Right, am I the only girl who feels sorry for Big? Okay, fair enough, he’s done his own fair share of messing. But dear God, that woman is just never happy. Now that she finally has him in a committed relationship,  Carrie seems to spend all her energy looking for new things to nag him about. The poor guy can’t even watch a bit of telly without her having a go. He brings home dinner because she’s too damn lazy to sort something out, and she moans that they “ate in twice last week.” Wow, she’s definitely feeling the pinch, isn’t she? She then proceeds to bully him into going out when he clearly doesn’t want to, and then drags him home for a good nag when he has the cheek to chat with Penelope Cruz.

She’s married to the man of her dreams. She lives in a bloody gorgeous apartment (which is apparently a “step down”, cos, y’know, we’ve all had to make sacrifices in the face of the R word). She has a deadly job (or lack thereof, depending on how you look at it). She has great mates and an enviable social life. Yet every five seconds she has a big miserable mush on her and is having a grand oul moan at her hubby or pals. At one point, Carrie refers to the single girl she used to be, “running around New York like a crazy person.” At least she was a bitta craic back then.

Blatant Ethnocentrism

(and some double standards)

So, the girls are taking a trip to Abu Dhabi. Excellent. What a great opportunity for our heroines to experience a foreign culture first-hand, perhaps even prompting them to reflect critically on their own values and lifestyles? Um, no. In wearisomely typical New York style, foreign customs are dismissed as quaint (“look at that woman eating french fries under her niqab”) and oppressive (I mean, come on, what kind of fascist society objects to sex in a public place?). Rather than attempting to gain an understanding of local lifestyles and traditions, the supposedly enlightened foursome hold steadfastly to their own ideals and inevitably see it as their duty to set a good empowering example for local women through a karaoke rendition of “I Am Woman.”
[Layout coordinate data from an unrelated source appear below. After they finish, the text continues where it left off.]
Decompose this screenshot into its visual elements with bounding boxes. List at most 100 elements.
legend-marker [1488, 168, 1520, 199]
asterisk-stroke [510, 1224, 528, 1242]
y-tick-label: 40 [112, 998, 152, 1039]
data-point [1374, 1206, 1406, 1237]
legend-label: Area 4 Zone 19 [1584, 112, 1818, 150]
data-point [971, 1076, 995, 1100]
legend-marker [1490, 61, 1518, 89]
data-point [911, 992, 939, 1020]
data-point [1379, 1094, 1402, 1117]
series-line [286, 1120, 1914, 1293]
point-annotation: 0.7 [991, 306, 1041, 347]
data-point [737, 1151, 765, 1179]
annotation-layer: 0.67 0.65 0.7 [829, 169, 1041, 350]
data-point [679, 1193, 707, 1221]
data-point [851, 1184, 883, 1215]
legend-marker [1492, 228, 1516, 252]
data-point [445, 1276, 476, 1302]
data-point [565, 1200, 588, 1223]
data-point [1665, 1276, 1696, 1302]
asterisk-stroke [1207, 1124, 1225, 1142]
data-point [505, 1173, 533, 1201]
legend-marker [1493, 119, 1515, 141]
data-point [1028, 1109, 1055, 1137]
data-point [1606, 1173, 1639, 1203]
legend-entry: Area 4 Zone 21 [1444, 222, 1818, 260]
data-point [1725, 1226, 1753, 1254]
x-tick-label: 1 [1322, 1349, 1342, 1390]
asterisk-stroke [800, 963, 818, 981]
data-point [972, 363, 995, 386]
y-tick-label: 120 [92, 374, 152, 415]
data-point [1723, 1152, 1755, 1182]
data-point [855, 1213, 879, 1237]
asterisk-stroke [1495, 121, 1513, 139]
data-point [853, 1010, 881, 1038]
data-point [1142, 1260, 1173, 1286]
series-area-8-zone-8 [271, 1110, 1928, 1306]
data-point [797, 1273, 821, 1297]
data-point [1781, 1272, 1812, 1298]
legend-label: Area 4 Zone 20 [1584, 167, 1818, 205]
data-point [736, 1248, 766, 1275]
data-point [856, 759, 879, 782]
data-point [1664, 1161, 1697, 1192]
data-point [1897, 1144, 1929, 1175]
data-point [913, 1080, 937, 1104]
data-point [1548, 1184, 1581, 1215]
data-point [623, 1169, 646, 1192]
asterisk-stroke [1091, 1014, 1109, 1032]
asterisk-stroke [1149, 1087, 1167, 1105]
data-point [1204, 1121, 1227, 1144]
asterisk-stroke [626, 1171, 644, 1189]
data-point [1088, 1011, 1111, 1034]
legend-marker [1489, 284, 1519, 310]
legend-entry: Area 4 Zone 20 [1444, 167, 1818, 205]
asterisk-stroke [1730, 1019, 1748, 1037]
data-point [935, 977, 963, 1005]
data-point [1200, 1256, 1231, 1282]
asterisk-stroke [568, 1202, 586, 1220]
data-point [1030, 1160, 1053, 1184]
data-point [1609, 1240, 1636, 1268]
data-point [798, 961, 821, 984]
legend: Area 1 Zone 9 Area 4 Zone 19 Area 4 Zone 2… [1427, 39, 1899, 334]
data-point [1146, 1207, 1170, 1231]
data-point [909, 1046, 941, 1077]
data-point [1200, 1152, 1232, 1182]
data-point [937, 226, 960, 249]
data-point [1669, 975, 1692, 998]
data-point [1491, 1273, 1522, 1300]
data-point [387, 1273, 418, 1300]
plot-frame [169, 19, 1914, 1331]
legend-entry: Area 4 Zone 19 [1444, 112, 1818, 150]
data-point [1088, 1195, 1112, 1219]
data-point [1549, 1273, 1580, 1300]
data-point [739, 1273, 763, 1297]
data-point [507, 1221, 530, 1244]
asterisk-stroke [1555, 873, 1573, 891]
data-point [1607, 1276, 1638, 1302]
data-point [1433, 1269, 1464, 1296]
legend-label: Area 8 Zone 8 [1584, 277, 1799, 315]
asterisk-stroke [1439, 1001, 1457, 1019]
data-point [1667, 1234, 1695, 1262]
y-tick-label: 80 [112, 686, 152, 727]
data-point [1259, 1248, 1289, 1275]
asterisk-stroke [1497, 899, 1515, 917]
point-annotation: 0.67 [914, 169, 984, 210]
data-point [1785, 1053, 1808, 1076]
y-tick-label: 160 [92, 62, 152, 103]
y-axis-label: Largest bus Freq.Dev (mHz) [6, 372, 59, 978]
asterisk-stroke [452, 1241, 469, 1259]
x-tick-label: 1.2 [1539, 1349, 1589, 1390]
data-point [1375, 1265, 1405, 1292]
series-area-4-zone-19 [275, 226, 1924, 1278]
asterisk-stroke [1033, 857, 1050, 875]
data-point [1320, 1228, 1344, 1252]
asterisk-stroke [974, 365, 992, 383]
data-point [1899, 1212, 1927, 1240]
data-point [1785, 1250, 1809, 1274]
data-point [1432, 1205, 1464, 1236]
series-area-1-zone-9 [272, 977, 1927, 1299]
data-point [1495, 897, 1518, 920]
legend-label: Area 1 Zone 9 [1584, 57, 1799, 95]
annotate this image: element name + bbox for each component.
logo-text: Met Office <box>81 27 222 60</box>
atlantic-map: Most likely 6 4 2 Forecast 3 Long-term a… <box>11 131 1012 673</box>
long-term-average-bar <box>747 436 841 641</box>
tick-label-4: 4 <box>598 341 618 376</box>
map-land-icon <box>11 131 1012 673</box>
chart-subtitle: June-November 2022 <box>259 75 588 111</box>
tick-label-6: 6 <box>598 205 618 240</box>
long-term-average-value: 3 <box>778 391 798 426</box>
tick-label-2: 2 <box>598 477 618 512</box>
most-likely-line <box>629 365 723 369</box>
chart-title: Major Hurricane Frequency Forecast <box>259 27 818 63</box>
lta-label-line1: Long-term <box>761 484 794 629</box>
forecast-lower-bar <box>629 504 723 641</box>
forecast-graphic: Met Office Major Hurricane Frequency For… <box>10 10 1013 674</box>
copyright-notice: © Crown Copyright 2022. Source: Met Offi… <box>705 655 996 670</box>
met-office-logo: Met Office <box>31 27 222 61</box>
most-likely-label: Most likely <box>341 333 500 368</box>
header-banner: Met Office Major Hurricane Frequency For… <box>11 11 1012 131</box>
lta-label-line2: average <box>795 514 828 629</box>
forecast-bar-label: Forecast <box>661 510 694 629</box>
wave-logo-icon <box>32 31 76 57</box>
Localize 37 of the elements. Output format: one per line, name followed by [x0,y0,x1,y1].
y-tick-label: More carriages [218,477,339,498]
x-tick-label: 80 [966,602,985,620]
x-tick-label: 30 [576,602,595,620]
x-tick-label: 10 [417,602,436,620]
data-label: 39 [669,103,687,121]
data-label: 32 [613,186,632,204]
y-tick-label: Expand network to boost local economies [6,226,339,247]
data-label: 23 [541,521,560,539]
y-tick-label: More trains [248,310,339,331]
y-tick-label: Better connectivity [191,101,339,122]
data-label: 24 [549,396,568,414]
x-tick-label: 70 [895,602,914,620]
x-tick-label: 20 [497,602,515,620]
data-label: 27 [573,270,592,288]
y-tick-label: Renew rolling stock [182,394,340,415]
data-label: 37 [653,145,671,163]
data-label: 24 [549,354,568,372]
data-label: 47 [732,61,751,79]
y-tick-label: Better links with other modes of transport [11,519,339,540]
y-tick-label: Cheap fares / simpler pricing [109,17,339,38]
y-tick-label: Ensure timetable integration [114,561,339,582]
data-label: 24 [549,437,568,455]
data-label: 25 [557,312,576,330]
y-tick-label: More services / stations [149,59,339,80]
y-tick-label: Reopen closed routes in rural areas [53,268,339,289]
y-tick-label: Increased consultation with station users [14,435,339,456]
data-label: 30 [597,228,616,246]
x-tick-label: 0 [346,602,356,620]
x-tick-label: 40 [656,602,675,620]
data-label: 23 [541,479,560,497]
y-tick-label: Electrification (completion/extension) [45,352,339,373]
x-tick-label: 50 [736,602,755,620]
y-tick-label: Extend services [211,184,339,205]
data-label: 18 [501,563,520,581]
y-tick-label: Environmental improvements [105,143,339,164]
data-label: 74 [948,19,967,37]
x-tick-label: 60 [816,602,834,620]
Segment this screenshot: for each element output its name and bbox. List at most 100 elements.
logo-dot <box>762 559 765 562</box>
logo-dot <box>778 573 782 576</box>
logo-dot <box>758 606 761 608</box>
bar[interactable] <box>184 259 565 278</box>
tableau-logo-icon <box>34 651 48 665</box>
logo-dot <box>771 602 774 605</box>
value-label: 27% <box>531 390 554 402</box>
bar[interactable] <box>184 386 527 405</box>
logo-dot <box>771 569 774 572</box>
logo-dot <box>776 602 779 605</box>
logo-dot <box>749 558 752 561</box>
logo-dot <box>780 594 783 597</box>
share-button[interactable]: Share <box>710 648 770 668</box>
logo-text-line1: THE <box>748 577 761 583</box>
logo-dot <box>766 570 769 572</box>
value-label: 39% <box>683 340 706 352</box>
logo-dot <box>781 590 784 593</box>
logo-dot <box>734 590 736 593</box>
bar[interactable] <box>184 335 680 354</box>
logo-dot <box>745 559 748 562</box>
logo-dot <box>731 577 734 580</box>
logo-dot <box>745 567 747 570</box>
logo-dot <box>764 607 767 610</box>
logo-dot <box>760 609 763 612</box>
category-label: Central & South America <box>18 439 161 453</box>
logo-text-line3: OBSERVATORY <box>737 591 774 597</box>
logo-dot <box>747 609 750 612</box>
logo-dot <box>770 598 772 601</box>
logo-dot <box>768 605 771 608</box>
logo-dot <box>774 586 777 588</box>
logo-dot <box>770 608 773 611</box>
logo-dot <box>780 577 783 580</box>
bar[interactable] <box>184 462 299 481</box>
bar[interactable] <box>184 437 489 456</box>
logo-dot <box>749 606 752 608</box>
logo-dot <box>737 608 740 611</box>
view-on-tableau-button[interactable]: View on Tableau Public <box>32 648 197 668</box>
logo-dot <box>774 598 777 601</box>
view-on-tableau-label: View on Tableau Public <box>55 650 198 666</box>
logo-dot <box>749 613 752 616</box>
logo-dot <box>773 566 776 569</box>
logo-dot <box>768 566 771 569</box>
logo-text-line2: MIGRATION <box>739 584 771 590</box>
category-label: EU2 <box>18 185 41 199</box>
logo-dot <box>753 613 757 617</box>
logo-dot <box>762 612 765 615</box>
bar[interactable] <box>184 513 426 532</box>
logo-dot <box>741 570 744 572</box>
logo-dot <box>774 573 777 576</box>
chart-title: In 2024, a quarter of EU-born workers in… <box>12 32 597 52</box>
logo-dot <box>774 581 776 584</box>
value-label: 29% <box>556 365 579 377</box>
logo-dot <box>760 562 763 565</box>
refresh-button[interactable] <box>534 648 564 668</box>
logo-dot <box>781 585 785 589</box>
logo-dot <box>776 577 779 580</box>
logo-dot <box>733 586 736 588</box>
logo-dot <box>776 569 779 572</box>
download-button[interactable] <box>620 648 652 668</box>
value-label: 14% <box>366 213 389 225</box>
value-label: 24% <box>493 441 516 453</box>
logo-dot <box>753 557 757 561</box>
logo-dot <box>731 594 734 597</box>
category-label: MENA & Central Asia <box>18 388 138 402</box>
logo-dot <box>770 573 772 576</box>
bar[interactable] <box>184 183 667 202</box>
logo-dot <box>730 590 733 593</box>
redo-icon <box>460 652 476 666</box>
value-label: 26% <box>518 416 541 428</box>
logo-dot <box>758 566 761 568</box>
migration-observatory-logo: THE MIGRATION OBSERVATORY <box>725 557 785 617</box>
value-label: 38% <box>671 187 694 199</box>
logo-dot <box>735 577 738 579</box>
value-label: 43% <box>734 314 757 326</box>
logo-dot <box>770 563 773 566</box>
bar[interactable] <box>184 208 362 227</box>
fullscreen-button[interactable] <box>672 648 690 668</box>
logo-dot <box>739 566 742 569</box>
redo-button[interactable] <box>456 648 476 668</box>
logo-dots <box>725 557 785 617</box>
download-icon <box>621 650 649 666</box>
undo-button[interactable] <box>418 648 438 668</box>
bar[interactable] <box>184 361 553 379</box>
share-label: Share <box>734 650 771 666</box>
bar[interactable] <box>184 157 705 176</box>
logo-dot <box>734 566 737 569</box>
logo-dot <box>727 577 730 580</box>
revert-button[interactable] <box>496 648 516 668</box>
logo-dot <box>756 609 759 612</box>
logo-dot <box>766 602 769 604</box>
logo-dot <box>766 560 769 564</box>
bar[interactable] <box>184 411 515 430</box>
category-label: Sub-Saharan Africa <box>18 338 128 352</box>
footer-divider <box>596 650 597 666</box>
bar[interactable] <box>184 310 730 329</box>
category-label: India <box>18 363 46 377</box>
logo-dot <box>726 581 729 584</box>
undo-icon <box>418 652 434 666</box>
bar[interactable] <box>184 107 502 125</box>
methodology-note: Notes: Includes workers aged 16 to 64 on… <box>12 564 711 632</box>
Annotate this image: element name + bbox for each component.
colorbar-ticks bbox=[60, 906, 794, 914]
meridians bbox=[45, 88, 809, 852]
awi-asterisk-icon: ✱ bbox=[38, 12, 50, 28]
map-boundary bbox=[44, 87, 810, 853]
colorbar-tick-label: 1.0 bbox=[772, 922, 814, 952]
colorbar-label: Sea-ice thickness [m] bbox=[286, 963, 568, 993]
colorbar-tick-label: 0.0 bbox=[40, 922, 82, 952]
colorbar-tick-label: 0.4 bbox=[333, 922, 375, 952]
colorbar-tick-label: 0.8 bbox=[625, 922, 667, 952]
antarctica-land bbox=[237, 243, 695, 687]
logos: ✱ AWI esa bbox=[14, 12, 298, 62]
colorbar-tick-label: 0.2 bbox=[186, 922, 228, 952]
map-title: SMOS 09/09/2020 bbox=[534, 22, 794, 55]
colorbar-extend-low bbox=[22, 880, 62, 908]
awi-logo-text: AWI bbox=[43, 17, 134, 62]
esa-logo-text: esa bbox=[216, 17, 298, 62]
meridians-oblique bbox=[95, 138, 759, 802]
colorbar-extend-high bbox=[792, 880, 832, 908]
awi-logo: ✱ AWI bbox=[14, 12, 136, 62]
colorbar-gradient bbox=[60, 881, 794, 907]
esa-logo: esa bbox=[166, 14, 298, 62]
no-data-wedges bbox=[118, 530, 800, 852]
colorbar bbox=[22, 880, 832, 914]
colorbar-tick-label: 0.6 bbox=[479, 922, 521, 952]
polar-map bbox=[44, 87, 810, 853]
Interestingly, while our gals pity their Abu Dhabi counterparts and ridicule the laws which they see as restricting their liberty, they don’t seem to mind butlers waiting on them hand and foot, 24 hours a day. Apparently New Yorkers are too enlightened for gender inequality, but class and income inequality to the point of glorified slavery is okay.

A Very Oirish Accent

I probably should have opened with this as it was the one thing that actually made me want to get up and run away. Charlotte’s nanny has little function in this film other than to shake her tits about in front of Harry (giving Charlotte something to worry about) and usher the little darlings off the screen when they just Won’t. Stop. Fucking. Crying. A fairly one-dimensional role; could have been played by anyone with large bosoms, but some idiot decided that the nanny should be Irish (I could launch into a tirade here about how Irish people are constantly represented in American films in relatively lower class occupational roles…but I won’t. Much.).

Of course, it was far too much like hard work to actually source and hire a decent-looking Irish actress, or even one who could fake a decent accent. We’re all well used to our fabulous range of accents being butchered by Hollywood, but British actress Alice Eve should really know better; this one would make even Darby O’Gill turn in his grave. Thankfully, she has very little to say.

Money Money Money

Yes, I am aware that sensible budgeting has never really played a big part in SATC. We all know that their spending and

lifestyles are utterly unrealistic and have turned a blind eye in return for the opportunity to gawp at pretty things. However, I found the indulgence and consumerism particularly grating this time around, as I think I may already have implied above. I was particularly struck by how hard it was to really feel any sympathy for Charlotte and Miranda’s motherhood difficulties when they both have full-time hired help. In fact, its difficult to feel any empathy for any of the characters at all when you’re so constantly reminded how much richer they are than you.